After adding school-specific chants for 20+ programs in NCAA Football 13, Kotaku's Owen Good reports that NCAA 14 will feature real crowd audio from 40 total stadiums. Last weekend, Good aided NCAA producer Ben Haumiller in recording game audio at North Carolina, Duke, and NC State.
In addition to the three North Carolina schools listed above, EA SPORTS has made known resource gathering visits this season to South Alabama, Texas A&M, and will be at Texas State this weekend.
Continue on to read an excerpt of Good's experience and to learn more about the process of adding these school specific audio details to the franchise.
UPDATE - Sunday evening, another article from Good ("Understanding Its Mobs’ Mentality Helps NCAA Football Stand Out in a Crowd") discusses how in real-life crowds sound different at each stadium and that it has yet to be reflected in NCAA Football.

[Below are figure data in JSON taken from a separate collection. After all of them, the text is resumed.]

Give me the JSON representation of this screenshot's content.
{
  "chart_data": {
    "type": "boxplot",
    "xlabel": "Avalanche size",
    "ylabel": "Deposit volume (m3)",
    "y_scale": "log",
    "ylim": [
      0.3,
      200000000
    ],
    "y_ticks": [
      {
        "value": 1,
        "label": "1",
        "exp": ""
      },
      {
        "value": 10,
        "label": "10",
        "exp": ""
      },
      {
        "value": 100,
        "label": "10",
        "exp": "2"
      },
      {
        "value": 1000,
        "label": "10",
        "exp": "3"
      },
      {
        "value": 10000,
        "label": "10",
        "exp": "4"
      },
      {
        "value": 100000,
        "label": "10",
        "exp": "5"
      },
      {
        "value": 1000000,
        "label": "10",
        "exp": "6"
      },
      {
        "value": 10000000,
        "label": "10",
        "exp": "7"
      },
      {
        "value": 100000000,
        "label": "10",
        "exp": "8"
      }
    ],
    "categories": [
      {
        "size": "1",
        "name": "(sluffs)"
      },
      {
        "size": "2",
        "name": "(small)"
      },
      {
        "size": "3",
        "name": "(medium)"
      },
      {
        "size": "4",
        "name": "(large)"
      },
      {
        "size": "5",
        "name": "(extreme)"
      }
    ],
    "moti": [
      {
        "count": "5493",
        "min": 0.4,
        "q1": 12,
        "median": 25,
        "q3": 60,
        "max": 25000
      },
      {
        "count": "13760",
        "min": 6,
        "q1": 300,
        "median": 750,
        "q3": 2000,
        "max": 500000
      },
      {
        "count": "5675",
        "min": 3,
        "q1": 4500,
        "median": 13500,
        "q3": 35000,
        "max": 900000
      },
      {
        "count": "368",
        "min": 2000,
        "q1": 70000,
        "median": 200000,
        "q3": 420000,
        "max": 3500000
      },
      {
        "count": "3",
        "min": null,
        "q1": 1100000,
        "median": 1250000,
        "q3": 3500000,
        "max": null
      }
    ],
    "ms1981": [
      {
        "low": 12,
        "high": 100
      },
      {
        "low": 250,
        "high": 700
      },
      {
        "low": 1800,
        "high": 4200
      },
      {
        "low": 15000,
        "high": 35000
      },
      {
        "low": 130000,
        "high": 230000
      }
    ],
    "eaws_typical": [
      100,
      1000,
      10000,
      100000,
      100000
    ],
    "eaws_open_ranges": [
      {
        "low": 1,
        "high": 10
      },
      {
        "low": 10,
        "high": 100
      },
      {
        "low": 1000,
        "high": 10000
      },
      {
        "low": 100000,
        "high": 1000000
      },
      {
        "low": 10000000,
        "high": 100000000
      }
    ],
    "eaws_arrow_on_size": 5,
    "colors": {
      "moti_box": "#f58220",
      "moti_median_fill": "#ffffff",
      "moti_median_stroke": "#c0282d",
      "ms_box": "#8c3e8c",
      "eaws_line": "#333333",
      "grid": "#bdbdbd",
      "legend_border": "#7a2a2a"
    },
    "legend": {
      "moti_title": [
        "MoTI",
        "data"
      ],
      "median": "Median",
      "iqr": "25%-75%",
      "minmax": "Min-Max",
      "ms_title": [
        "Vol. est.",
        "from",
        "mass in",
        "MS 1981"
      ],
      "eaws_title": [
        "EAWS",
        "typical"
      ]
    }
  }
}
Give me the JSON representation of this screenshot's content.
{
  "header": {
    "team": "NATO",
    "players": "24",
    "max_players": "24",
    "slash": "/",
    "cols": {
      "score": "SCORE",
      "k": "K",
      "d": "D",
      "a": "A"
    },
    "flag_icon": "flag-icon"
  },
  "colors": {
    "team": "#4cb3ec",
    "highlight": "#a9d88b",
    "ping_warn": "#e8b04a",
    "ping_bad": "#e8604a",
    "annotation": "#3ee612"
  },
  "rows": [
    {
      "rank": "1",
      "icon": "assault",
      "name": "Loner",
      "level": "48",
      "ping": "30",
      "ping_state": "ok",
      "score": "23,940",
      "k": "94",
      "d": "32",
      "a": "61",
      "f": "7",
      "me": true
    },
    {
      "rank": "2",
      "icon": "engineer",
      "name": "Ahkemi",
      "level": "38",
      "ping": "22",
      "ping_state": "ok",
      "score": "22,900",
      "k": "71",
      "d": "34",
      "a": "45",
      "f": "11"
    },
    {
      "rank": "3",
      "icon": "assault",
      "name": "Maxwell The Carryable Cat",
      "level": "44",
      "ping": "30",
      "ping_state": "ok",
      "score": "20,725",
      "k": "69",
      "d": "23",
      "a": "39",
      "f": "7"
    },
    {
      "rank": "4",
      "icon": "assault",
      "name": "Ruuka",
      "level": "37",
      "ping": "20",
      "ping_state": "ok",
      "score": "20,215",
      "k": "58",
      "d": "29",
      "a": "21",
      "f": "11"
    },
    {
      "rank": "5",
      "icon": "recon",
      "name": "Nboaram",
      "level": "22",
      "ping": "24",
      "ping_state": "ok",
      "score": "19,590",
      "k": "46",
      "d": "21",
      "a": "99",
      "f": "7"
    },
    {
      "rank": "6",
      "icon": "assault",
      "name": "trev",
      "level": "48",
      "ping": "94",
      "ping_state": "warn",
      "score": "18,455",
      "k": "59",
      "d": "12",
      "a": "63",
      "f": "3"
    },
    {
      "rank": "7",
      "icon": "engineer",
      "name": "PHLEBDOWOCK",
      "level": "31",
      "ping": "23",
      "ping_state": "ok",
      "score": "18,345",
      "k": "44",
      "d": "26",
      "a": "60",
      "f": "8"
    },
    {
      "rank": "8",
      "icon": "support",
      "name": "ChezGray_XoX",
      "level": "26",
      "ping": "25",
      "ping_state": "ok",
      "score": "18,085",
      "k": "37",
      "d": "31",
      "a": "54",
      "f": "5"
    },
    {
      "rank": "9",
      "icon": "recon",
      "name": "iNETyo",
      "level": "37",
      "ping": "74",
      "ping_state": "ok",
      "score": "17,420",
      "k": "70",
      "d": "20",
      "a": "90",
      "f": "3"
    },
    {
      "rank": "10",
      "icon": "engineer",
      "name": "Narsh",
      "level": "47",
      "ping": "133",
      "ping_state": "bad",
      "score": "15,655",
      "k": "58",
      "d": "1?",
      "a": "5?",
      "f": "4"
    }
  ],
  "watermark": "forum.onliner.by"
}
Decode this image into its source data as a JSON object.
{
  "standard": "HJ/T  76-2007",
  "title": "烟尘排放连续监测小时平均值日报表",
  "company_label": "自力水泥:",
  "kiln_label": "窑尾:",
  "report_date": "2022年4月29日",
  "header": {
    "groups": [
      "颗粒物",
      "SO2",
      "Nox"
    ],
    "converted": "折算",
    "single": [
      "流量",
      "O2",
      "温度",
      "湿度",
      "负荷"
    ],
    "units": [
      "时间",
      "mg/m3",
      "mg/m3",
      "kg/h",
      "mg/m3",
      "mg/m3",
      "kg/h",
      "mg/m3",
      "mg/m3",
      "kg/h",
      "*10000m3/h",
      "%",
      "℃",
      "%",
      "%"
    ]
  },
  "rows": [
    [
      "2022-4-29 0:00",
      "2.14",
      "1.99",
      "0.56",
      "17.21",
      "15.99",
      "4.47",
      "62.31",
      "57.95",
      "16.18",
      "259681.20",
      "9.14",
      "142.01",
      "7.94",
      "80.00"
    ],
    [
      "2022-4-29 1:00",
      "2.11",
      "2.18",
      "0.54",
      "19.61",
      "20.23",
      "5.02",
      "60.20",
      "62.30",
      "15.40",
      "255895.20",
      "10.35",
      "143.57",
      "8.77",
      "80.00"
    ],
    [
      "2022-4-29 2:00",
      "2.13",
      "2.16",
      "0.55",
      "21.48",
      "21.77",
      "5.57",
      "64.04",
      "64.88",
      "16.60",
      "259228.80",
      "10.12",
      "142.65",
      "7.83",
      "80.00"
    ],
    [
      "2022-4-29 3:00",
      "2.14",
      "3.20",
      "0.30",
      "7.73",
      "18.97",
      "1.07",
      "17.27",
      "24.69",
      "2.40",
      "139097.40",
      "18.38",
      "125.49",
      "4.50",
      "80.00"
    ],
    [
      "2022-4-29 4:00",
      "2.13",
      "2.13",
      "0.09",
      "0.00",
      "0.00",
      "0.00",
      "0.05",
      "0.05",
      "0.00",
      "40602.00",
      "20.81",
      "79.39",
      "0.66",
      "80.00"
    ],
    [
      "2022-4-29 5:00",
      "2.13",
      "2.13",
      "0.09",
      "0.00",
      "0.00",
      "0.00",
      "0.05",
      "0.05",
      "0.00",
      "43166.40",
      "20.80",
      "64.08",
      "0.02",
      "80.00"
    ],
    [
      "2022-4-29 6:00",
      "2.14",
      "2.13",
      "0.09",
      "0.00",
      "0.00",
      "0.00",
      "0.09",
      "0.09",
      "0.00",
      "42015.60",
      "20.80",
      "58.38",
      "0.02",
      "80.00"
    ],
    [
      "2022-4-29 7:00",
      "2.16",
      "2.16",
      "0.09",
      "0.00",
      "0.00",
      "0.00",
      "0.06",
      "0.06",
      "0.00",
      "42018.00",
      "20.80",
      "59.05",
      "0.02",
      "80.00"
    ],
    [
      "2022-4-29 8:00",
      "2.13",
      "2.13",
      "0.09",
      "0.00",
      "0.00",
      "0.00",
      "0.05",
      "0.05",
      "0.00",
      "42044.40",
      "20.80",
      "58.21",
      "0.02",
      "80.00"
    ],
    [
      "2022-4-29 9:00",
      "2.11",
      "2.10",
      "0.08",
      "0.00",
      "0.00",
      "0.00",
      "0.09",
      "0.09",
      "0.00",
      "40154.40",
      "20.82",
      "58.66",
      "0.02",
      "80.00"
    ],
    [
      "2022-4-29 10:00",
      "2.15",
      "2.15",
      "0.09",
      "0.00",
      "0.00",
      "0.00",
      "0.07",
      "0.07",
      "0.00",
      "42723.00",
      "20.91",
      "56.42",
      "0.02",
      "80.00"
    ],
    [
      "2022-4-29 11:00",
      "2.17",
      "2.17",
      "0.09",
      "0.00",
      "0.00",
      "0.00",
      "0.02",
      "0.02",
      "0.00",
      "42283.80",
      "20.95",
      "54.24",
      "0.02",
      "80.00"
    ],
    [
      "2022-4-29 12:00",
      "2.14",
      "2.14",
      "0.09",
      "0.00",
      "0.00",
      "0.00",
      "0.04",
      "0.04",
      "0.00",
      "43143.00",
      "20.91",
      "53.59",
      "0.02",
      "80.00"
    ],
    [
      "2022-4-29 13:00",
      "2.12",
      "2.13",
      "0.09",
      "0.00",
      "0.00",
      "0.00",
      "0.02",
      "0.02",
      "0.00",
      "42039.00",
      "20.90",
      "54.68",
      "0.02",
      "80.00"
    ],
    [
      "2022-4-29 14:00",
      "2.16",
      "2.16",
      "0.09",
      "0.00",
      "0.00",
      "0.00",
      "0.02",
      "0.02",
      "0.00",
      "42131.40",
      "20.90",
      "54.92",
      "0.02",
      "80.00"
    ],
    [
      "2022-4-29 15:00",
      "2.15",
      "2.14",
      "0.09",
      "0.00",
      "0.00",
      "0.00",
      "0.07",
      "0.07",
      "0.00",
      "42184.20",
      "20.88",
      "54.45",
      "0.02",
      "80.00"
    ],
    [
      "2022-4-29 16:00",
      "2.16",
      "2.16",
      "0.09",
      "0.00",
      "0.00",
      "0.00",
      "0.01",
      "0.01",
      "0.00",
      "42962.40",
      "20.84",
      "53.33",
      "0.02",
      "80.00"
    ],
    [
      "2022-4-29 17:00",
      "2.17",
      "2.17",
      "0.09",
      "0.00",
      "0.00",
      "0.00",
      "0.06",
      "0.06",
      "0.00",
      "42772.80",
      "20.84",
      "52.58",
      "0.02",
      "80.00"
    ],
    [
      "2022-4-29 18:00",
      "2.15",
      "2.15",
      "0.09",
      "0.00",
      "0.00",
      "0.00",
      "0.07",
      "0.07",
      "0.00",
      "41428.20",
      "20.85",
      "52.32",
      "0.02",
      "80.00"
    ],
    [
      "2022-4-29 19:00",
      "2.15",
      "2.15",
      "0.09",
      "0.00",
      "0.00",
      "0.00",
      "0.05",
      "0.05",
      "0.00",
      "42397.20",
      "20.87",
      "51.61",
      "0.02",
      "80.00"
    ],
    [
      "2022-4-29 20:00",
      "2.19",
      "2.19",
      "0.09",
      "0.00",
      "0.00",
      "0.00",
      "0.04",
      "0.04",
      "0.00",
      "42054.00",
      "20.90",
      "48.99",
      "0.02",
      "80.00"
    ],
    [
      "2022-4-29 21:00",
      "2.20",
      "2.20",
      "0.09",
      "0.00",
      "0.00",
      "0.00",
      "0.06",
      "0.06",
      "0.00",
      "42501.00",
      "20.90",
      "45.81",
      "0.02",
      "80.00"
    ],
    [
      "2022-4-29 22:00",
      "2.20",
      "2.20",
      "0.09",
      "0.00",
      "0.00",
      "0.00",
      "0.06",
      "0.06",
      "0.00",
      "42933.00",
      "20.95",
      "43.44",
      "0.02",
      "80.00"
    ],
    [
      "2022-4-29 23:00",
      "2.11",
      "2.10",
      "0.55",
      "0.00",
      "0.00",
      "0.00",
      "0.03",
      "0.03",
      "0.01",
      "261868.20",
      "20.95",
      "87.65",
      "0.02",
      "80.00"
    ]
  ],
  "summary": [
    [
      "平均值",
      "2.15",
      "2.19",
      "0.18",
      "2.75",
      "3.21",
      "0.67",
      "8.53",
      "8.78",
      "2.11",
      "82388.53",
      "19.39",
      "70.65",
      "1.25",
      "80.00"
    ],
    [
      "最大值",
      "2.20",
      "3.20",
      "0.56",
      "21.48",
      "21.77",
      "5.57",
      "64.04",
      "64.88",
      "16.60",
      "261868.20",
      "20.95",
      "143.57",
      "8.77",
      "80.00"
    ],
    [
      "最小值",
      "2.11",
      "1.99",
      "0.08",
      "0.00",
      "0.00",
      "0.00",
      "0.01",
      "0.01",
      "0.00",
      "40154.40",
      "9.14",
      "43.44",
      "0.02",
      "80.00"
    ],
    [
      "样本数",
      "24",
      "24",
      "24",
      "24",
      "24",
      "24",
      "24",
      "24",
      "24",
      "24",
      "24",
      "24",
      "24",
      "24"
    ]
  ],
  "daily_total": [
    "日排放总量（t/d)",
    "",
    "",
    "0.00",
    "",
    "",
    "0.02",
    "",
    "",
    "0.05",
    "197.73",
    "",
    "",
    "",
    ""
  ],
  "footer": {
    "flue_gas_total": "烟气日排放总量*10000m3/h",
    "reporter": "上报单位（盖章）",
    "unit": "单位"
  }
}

A Silent Service Delivers the Sound of Saturday to NCAA Football
For the past two years, EA Sports has introduced actual stadium audio into NCAA Football—cheers, groans, chants, outbursts, you name it. It may be more essential in a college football video game—whose fans are motivated by a personal identification unique to major sports—than in any other simulation.
The collection of this audio can only be done one way—in person. When three of Tobacco Road's four schools all played home games at separate starting times last Saturday, Haumiller saw an opportunity to get another three school's chants, cheers and atmosphere into the game, beginning with NCAA 14 next year. And, as his alma mater, Florida State would be playing mine, N.C. State, in the nightcap, he invited me along to get a look at—or a listen to—the process.
By next year, NCAA Football 14 will feature real crowd audio from 40 stadiums, about a third of the population in college football's top division. You can get a taste of what this sounds like if you play a game at Michigan, whose "Go Blue" chant is taken directly from the 24-track audio ESPN broadcast at last year's game against Ohio State. This year's game added audio from another two dozen stadiums in 2011—Texas, Oregon, Oregon State, Arkansas, Georgia Tech, even Penn State, on the day after Joe Paterno was fired (which must have been surreal. On one hand, it's a completely different crowd experience. On the other, the "We Are Penn State" chant likely came through loud and clear.)